Waterproof/breathable rain jackets are coated with a polymer called DWR (Durable Water Repellency) that makes rain bead up and roll off the exterior surface of the jacket. Many, but not all, DWR coatings are based on fluoropolymers that have a fluorine atom at one end that is highly hydrophobic. Water is repelled by the fluorine atoms resulting in beading which makes the water roll off without wetting the jacket’s outer fabric.
Over time, that DWR coating wears off in areas of high wear and abrasion. If you’re a hiker or backpacker, this includes all of the places where a backpack rubs against a waterproof/breathable jacket: under the shoulder straps, along the back, under the hip belt, and inside the arms if you use trekking poles.
Other high wear areas include the ends of your sleeves, the inside of the neck, and alongside zippers. The DWR coating can also be degraded if it rubs up against other items in your backpack, especially if you frequently stuff your rain jacket loose into your pack.
It follows that you can extend the life of the DWR coating by reducing the time that your rain jacket is in contact with your backpack by wearing other garments, such as a wind shirt, or an insulated hoodie, instead of a rain jacket to protect yourself from the wind or to stay warm. Storing your rain jacket in its pocket if it’s stuffable that way or in a separate stuff sack will also reduce the abrasion that results from stuffing it into your backpack loose.
Reactivate the DWR with Heat
While you can restore the DWR coating on a waterproof/breathable rain jacket with an aftermarket product like Nikwax or Grangers, it will never be as good as the factory DWR coating when the jacket is new. During the manufacturing process, high heat is used to adhere the DWR coating to the jacket’s external fabric and to optimally align the fluorine atoms in the DWR coating to repel water.
You can reproduce this effect in a clothes dryer when you notice that rain is soaking the exterior fabric of your jacket, called wet-out, instead of beading up and bouncing off. The density of the DWR coating won’t be as high as when the jacket was new, but at a minimum, all you have to do is to throw the jacket into a drier to improve the effectiveness of the DWR coating. You can get an even better result if you wash the jacket beforehand with a special performance soap like Nikwax Tech Wash that doesn’t leave any residue like conventional detergent.
Reapply DWR Coating
If washing and drying your rain jacket doesn’t improve the effectiveness of the DWR coating, you can reapply the DWR coating with an aftermarket product like Nikwax TX.Direct Spray-on or Revivex Air Dry Water Repellent Spray. Some aftermarket DWR coatings, like these two, do not require heat to be activated, but others do. Read and follow the directions. You will usually want to wash the jacket first using a performance soap like the Nikwax Tech Wash described above first, before reapplying the DWR coating because dirt, grimes, sweat, etc. can interfere with its uptakes.
Spray-on DWR products are preferable to liquids that you pour into a washing machine because you can control where the coating is applied. For example, you don’t want to spray DWR on the inside of a rain jacket because it will repel and trap water vapor in the jacket so it can’t get out.

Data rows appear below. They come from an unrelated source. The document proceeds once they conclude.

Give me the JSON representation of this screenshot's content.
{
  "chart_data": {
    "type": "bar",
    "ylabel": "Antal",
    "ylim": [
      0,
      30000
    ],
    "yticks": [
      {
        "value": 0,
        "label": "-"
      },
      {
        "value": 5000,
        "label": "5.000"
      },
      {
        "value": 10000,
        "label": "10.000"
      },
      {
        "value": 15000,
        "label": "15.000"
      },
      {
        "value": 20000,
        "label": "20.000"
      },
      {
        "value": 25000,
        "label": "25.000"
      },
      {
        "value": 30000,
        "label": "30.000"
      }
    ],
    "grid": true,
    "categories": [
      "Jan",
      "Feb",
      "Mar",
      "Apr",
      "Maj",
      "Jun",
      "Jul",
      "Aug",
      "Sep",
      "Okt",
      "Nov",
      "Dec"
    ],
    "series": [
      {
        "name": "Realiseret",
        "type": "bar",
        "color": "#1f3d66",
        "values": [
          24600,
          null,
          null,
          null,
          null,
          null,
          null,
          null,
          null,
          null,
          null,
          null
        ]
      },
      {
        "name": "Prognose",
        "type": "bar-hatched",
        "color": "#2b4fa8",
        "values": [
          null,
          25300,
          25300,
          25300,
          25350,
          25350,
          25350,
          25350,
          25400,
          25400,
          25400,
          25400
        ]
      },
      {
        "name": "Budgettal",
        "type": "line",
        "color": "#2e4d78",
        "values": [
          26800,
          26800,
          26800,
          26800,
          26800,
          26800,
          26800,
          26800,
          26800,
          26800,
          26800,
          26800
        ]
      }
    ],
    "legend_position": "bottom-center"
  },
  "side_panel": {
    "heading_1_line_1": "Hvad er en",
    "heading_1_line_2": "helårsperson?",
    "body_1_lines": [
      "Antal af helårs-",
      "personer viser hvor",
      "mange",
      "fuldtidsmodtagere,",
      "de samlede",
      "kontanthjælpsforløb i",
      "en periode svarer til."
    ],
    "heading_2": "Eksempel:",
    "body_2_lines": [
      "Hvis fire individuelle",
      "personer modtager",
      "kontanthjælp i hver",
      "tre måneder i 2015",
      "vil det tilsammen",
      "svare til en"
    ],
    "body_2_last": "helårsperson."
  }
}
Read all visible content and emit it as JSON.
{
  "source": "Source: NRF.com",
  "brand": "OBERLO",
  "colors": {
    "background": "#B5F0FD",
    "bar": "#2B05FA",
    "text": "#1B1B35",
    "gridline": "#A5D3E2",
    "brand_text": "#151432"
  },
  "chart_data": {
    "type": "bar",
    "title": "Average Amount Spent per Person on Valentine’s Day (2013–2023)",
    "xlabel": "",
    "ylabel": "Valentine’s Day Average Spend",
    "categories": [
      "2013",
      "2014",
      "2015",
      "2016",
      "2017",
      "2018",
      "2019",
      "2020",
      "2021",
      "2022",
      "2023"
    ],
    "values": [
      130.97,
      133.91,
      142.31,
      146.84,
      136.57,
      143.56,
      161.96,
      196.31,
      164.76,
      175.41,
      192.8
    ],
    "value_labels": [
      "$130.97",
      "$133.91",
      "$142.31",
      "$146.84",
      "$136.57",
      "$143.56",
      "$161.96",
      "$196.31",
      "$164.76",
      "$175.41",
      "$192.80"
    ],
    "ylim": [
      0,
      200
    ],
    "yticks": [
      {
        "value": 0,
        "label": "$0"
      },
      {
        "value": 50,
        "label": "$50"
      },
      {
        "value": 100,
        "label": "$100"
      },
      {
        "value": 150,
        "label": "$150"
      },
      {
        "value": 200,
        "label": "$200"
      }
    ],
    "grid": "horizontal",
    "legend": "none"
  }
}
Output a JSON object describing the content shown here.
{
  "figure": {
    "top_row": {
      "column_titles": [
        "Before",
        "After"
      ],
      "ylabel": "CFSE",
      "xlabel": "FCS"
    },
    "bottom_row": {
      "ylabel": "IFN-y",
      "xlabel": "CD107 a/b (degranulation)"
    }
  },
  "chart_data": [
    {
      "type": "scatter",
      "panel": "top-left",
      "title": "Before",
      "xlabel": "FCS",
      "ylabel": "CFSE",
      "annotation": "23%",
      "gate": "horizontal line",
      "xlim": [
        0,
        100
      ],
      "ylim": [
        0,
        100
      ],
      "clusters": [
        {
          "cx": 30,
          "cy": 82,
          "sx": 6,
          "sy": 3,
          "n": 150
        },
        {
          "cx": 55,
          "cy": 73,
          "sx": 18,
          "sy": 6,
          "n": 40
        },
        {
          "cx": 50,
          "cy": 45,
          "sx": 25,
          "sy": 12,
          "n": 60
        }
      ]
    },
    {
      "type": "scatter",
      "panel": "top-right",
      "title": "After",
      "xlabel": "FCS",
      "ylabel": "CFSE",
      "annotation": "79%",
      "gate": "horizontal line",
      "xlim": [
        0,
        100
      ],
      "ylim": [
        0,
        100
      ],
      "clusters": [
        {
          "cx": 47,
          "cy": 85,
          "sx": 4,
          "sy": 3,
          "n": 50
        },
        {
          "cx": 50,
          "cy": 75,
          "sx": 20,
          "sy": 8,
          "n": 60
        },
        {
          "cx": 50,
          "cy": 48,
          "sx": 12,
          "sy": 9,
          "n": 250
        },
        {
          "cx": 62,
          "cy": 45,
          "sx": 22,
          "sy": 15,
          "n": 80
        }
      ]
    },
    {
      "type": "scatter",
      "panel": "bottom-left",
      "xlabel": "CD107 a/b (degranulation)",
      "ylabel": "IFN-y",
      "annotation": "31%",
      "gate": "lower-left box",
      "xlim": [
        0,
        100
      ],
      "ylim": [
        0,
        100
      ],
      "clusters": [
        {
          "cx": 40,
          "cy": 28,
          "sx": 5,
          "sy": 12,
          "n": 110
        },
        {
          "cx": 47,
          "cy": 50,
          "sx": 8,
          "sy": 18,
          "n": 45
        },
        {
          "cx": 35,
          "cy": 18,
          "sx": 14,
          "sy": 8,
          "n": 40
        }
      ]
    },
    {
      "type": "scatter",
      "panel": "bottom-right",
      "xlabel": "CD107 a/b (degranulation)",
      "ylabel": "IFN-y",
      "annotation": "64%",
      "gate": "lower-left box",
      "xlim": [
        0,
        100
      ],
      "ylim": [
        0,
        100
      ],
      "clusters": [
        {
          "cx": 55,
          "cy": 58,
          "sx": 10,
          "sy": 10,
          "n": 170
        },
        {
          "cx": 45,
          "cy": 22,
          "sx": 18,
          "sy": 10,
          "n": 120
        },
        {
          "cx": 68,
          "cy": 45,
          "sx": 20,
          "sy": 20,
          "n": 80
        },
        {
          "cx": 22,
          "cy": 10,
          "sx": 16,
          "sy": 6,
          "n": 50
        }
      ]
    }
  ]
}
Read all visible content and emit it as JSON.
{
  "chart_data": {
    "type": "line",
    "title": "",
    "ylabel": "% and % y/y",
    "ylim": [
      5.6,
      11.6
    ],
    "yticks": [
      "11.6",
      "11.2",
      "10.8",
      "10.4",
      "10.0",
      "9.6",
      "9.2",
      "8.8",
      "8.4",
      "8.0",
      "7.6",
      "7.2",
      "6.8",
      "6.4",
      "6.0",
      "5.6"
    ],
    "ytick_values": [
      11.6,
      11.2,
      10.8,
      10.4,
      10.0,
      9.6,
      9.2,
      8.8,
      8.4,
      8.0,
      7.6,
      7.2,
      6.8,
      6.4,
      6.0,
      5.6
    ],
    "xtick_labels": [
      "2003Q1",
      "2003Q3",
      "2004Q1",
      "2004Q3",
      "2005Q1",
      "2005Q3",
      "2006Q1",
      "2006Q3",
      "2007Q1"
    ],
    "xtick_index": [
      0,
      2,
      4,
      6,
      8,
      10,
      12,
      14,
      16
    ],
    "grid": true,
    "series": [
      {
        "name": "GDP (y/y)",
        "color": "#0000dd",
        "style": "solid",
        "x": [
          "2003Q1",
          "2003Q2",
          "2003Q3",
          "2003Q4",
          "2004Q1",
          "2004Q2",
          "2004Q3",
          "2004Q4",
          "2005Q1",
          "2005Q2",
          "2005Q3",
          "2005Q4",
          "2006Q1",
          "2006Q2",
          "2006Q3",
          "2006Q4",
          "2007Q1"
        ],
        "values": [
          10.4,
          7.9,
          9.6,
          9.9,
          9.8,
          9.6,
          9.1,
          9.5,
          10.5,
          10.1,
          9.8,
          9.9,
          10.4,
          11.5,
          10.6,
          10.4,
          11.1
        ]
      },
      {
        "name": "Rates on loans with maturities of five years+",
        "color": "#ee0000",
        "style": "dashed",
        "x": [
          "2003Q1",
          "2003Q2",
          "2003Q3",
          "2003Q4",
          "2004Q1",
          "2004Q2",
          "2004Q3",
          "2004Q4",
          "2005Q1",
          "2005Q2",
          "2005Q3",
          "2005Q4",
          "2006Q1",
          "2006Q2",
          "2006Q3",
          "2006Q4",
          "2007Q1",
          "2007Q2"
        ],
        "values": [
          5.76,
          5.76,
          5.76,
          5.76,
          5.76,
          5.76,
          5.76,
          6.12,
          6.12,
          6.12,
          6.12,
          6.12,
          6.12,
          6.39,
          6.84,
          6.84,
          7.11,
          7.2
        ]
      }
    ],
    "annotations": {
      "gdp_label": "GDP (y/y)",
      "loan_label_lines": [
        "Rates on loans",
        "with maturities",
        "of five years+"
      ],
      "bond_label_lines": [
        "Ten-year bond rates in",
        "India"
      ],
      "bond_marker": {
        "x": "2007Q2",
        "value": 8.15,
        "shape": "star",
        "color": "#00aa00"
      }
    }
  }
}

How often should you reapply the DWR Coating to a waterproof/breathable rain jacket? Arcteryx is one of the few manufacturers that provides clear directions on this front. They recommend reapplying the DWR coating after 10-12 heavy uses of a rain jacket. By heavy, they mean when used for active sports like hiking or backpacking and not for more casual use around town. If you’re a frequent hiker, that may well require several applications per year or more.